Brütalizm, İkinci Dünya Savaşında şehirlerdeki büyük yıkımın ardından Birleşik Krallıkta ortaya çıkan bir mimarlık anlayışıdır. Yalnızca bir mimari stil değil; aynı zamanda politik, estetik ve etik boyutları olan bir anlatım biçimidir. Özellikle Le Corbusier’in Marsilya’daki Unité d’Habitation (1947–1952) yapısı, bu anlayışın temel örneklerindendir. Le Corbusier, yapılarını tanımlarken brut, matières brutes, éléments bruts, sensations brutes, épiderme brutal gibi ifadelerle, malzemenin ham doğasına vurgu yapmıştır (Sbriglio, 2013). Brütalizm terimi ilk kez 1953 yılında Architectural Design dergisinde Alison ve Peter Smithson tarafından kullanılmıştır. 1955 yılında ise İngiliz mimarlık eleştirmeni ve yazar Reyner Banham (1922–1988), Architectural Review dergisinde yayımladığı makalesiyle bu terimi mimarlık söylemine dâhil ederek kavramsal çerçevesini oluşturmuştur. Banham’ın makalesi, art autre (başka tür sanat) kavramından yola çıkarak architecture autre (başka tür mimarlık) tartışmaya açılır. Brütalizm esasen etik bir ifadedir. Estetik tutum ise, bulunduğu haliyle (as found) malzemeye doğrudan, dürüst ve sanatsal bir yaklaşımla yönelme biçiminde tanımlanır. Brütalist mimarlık anlayışı, yapının işlevlerini dışarıdan okunabilir biçimde yansıtmaya çalışır. Yapının fonksiyonel bileşenlerinden bir ya da birkaçının abartılı biçimde vurgulanması, mimari kimliğin tanınabilirliğini artırır. Bu anlayış, “kimliği bileşenleriyle belirtme” felsefesine dayanır. Gerçeklik, objektiflik, okunabilirlik gibi kavramları merkeze alır ve aynı yaklaşımı malzeme kullanımında da önerir.
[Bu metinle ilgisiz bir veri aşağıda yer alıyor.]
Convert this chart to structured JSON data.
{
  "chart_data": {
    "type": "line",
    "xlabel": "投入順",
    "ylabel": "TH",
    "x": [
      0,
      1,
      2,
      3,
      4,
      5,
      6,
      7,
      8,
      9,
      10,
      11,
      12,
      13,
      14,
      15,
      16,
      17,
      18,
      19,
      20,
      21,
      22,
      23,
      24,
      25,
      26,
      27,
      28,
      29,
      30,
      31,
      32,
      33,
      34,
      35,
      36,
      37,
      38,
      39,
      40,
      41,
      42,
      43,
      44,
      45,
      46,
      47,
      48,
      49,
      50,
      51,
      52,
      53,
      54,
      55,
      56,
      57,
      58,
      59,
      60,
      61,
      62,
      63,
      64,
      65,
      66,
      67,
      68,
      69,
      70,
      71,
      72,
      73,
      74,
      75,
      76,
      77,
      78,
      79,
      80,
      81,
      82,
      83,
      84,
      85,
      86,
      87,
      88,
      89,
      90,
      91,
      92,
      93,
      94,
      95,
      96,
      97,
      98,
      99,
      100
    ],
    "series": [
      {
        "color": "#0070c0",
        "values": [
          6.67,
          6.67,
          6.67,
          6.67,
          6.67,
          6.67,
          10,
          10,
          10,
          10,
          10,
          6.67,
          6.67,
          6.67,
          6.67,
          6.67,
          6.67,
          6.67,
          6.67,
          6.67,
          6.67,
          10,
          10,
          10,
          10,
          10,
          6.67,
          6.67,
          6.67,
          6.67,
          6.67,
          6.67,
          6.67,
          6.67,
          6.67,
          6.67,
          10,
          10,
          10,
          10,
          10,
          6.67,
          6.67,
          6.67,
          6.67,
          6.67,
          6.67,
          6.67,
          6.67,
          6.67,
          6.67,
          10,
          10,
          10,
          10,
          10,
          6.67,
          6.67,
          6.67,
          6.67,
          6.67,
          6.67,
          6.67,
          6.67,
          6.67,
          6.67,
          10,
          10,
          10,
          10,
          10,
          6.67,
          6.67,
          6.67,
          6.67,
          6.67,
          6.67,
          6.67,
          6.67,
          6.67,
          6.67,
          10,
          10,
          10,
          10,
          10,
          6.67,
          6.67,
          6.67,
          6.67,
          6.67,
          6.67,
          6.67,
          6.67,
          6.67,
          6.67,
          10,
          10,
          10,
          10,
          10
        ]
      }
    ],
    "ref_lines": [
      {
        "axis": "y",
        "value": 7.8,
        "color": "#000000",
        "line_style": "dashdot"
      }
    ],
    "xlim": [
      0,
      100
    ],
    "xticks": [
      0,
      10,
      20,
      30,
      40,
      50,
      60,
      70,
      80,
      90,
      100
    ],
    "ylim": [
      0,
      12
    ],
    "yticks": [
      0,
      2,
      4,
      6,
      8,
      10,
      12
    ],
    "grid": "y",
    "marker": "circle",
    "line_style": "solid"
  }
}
Mimarlık Tarihçisi Wolfgang Pehnt 1960 yılında kaleme aldığı çalışmasında İngilizce, Fransızca ve Almancadaki brut ve brutal kelimelerinin anlam farklılıklarını irdelemiş; Brütalizm akımını ve öncülerini detaylı bir biçimde incelemiştir. Pehnt’e göre, Brütalizmi tanımlamaktan ziyade, ne olmadığını belirlemek daha açıklayıcıdır (Busse, 2012). Pehnt, ayrıca Frank Lloyd Wright’ı da Brütalizmin estetik öncüllerinden biri olarak değerlendirmiştir (Pehnt, 1960). Yeni-Brütalizm ise Alison ve Peter Smithson tarafından Uluslararası Modern Mimarlık Kongreleri CIAM’ın modernist planlama anlayışına tepki olarak ortaya çıkmış, mimarlığın sosyal bağlamla ilişkisini yeniden kurmayı amaçlamıştır. Smithsonlar, mimarlığın yaşamsal gerçeklikle doğrudan temas içinde olması gerektiğini savunmuşlardır. Bu doğrultuda Yeni-Brütalizm, 1954 yılında tamamladıkları Hunstanton School projesi ile somut bir örneğe kavuşmuştur. Bu yaklaşım, estetikten çok günlük hayatın gerçekliğini yansıtan etik bir duruşu temsil eder.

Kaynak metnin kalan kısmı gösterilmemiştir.